Steerable Gaze Control for a
Video-based Virtual Surveillant


Principal Investigator: Chuck Dyer

  Department of Computer Sciences
  University of Wisconsin-Madison
  1210 West Dayton Street
  Madison, WI  53706-1685

  Telephone:    608-262-1965
  Fax:		608-262-9777
  E-mail:       dyer@cs.wisc.edu
  Web:		www.cs.wisc.edu/~dyer

Technical Area: Video Surveillance and Monitoring (VSAM)


Technical Staff


Project Goals

The goal of this project is to enable rapid, photorealistic scene visualization of real 3D environments such as urban areas and battlefields. Our approach is image-based in that the input is a set of imagery, and no auxiliary data sources such as terrain data or site models are used. This will encompass two primary types of visualizations. First, scene viewing by moving a virtual camera in order to view a real environment from user-selected viewpoints. Second, scene modification by making virtual scene changes and visualizing their effects from arbitrary viewpoints for visual simulations of real environments.
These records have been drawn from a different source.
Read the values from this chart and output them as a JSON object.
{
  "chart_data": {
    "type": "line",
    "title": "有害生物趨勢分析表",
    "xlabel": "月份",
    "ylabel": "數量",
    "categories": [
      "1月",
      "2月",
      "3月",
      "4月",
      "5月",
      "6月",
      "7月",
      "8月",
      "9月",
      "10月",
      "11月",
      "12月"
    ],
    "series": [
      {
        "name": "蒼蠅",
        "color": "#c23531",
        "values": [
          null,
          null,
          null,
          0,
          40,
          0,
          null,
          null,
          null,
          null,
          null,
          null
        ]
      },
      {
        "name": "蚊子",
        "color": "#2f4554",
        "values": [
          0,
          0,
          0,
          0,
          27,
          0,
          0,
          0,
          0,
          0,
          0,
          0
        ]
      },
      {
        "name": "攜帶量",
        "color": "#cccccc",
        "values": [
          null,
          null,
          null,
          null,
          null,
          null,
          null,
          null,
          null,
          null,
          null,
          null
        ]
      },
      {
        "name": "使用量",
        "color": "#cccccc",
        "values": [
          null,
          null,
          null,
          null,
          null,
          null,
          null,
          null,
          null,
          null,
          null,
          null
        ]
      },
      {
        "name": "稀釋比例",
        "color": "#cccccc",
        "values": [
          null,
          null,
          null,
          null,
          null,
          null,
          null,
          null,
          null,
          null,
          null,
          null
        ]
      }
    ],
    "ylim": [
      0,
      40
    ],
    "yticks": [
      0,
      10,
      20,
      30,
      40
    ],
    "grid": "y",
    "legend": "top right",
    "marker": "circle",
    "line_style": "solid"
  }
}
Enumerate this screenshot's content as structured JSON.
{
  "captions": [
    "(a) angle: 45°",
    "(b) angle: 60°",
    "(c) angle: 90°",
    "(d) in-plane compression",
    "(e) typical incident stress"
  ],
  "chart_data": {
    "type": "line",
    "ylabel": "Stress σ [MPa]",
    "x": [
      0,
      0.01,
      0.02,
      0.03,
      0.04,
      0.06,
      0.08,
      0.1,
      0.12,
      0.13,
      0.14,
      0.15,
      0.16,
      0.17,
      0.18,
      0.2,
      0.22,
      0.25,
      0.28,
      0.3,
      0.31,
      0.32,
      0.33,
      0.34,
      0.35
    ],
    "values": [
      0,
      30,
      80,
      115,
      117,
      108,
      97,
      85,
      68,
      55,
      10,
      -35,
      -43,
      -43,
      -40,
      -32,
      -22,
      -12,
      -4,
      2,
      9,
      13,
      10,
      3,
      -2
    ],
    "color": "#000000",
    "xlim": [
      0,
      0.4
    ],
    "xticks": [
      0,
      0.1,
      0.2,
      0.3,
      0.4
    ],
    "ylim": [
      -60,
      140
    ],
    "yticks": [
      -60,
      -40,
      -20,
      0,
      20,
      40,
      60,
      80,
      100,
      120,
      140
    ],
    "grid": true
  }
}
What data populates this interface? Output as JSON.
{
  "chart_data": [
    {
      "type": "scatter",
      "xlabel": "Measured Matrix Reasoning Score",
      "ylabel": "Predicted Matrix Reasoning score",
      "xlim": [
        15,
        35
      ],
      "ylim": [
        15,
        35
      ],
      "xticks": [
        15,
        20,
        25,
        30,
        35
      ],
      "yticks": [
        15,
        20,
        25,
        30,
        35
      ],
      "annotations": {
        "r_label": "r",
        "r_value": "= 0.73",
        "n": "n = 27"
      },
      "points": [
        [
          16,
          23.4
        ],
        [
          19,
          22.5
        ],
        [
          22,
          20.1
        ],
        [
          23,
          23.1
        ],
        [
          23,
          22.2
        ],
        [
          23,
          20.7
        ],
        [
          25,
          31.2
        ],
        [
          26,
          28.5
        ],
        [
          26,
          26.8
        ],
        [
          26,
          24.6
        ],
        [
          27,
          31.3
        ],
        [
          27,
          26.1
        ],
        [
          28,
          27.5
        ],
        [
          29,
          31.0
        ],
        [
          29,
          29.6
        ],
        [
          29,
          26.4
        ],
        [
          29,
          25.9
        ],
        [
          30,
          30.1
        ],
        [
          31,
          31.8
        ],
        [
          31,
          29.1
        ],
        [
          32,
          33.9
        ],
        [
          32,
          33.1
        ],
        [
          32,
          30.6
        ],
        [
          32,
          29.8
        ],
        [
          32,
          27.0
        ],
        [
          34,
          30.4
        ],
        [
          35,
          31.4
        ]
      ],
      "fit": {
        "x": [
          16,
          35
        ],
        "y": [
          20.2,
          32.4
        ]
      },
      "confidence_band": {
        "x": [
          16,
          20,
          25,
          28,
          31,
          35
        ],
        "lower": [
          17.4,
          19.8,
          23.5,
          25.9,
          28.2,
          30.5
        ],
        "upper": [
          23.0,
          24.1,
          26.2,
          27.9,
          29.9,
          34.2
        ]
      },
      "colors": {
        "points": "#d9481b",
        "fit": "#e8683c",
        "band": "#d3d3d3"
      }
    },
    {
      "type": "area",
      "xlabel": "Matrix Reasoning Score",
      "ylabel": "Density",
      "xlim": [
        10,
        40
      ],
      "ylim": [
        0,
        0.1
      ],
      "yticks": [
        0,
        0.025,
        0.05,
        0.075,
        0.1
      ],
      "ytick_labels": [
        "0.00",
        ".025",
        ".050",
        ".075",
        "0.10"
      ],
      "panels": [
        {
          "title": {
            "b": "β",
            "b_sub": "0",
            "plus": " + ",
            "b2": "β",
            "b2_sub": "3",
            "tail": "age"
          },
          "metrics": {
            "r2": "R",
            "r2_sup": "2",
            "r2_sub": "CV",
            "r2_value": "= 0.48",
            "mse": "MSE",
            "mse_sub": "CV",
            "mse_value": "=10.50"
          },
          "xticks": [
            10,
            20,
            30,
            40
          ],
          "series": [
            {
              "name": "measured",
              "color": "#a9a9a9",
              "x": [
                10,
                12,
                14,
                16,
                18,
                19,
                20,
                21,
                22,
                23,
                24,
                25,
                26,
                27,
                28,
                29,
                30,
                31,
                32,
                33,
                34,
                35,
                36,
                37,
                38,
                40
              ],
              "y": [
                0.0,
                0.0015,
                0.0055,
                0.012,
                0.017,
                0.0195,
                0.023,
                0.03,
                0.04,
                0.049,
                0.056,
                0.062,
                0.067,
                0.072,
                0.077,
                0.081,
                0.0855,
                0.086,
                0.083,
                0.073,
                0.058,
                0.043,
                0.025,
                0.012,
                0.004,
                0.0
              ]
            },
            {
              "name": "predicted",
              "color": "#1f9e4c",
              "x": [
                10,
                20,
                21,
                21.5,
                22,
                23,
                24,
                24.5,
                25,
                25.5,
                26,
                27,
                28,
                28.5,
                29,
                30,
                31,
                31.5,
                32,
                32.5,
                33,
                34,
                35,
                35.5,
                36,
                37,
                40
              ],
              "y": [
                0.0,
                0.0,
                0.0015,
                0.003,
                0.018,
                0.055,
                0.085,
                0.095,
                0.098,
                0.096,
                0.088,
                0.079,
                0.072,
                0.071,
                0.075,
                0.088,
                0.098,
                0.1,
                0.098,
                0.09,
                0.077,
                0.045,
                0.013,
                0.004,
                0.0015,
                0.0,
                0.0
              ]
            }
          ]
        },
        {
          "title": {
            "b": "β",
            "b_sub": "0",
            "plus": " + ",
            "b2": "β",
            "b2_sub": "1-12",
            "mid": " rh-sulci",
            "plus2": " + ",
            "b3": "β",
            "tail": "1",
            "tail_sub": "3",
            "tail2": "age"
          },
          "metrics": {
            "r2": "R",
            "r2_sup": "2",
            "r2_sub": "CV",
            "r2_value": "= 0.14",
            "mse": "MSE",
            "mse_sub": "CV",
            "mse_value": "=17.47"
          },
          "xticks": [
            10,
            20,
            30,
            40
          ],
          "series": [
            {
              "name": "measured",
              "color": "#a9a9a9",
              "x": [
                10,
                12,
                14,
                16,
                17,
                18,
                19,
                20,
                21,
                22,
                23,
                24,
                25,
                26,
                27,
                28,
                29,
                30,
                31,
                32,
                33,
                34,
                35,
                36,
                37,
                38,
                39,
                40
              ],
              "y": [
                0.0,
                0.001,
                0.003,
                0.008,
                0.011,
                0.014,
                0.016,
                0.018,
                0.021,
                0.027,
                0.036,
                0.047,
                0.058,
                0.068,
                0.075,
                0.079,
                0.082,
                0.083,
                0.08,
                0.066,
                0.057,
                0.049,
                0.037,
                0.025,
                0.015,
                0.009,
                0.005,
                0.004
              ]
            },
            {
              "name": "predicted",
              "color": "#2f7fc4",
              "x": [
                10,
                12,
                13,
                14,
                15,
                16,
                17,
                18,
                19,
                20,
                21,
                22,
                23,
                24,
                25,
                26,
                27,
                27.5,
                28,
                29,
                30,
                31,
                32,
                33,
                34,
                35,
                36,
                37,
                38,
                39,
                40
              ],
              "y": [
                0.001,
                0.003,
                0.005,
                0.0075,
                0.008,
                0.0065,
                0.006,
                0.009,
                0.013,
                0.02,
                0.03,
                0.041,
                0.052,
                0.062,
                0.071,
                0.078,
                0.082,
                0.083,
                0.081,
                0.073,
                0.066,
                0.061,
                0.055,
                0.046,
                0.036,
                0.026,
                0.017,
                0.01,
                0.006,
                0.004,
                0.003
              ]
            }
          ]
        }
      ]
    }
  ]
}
In order to accomplish this objective, we are developing methods for rapidly combining a set of images of a real environment. Video is used as a source of multiple views, in general taken by multiple cameras that are widely distributed around the environment. Output is a set of images to be viewed by a person or used as input to other image understanding algorithms. For both visualization and further processing we are focused on producing photorealistic images of novel views and smooth sequences of views. Thus the main emphasis is on image appearance, not surface reconstruction or model building.

Military Relevance

The military relevance of this effort includes the following activities for customers such as intelligence analysts, special forces operators, combat engineers, and scientists:

In each of the above tasks the raw sensor data may not be well matched with its intended use. Different tasks require different views of a scene, and so the "optimal" views for a particular task may not have been captured. Also, a sensor may be time-shared for multiple uses in a single mission, e.g., when slewing between multiple targets, and interleaving target tracking with systematic scanning of the environment. For these reasons it is advantageous to synthesize a virtual video tuned to the operator's viewing preferences and task-specific targets and activities, thus enhancing capabilities for monitoring and comprehending areas of interest and assessing objects' dispositions.

Technical Approach

Two approaches are currently being researched. The first is called view morphing and is a method for view interpolation from two or more uncalibrated views. The second is called voxel coloring and is a method for combining many widely-separated views.